Das ESS (Emergency Stop Signal) ist eine superhelle LED-Leuchte auf der Helmrückseite.

Das ESS (Emergency Stop Signal) ist eine superhelle LED-Leuchte auf der Helmrückseite.

Dieses ESS (Emergency-Stop-System) ist auf dem Papier eine tolle Idee und ein Sicherheitszugewinn, in der jetzigen Ausführung aber kaum zu gebrauchen. Der Beschleunigungssensor löst die Leuchte auch schon bei schnellen Kopfbewegungen aus. Verbindet man den Helm mit einem Computer, kann man zwar die Empfindlichkeit des Sensors runterregeln, aber schon auf der nur zweitempfindlichsten Stufe löst der dann gar nicht mehr aus.

Ebenfalls problematisch ist die Auslöseverzögerung.
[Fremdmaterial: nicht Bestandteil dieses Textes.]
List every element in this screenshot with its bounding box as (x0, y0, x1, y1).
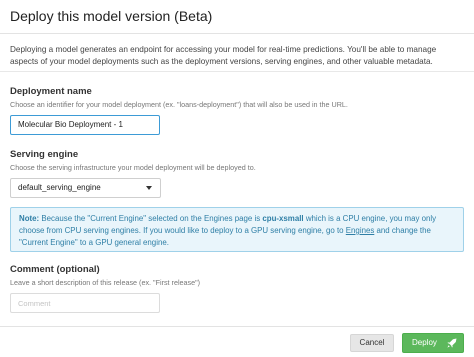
deployment-name-help: Choose an identifier for your model depl… (10, 100, 348, 109)
serving-engine-selected-value: default_serving_engine (18, 183, 101, 192)
caret-down-icon (146, 186, 152, 190)
deployment-name-input[interactable]: Molecular Bio Deployment - 1 (10, 115, 160, 135)
deploy-button[interactable]: Deploy (402, 333, 464, 353)
dialog-header: Deploy this model version (Beta) (0, 0, 474, 34)
cancel-button[interactable]: Cancel (350, 334, 394, 352)
note-prefix: Note: (19, 214, 40, 223)
cpu-engine-note: Note: Because the "Current Engine" selec… (10, 207, 464, 252)
serving-engine-help: Choose the serving infrastructure your m… (10, 163, 256, 172)
serving-engine-label: Serving engine (10, 149, 79, 160)
note-text-1: Because the "Current Engine" selected on… (41, 214, 261, 223)
comment-help: Leave a short description of this releas… (10, 278, 201, 287)
divider (0, 71, 474, 72)
dialog-intro: Deploying a model generates an endpoint … (10, 45, 437, 66)
dialog-title: Deploy this model version (Beta) (10, 8, 213, 24)
comment-input[interactable] (10, 293, 160, 313)
dialog-footer: Cancel Deploy (0, 326, 474, 357)
rocket-icon (447, 338, 457, 348)
serving-engine-select[interactable]: default_serving_engine (10, 178, 161, 198)
deploy-button-label: Deploy (412, 338, 437, 347)
engines-link[interactable]: Engines (346, 226, 375, 235)
comment-label: Comment (optional) (10, 264, 100, 275)
note-engine-name: cpu-xsmall (262, 214, 304, 223)
deployment-name-label: Deployment name (10, 86, 92, 97)
cancel-button-label: Cancel (359, 338, 385, 347)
Ich gebe gerne zu das meine Testmethode etwas lökerig war: Ich habe den Helm in den Armen gehalten, schnell bewegt und dann abrupt abgebremst. Aber immerhin hat dieses „händische“ notbremsen gereicht um die ESS-Funktion auszulösen. Nur leider viel zu spät. Die Auslöseverzögerung war mit über 0,5 Sekunden (!) viel zu lang. Die Leuchte sprang erst an, als der Helm schon lange auf Null abgebremst war. Bei Notbremsungen kommt es auf Sekundenbruchteile an, und eine Bremsleuchte, die erst eine Ewigkeit nach Einleiten der Bremsung anspringt, ist schlicht unnütz.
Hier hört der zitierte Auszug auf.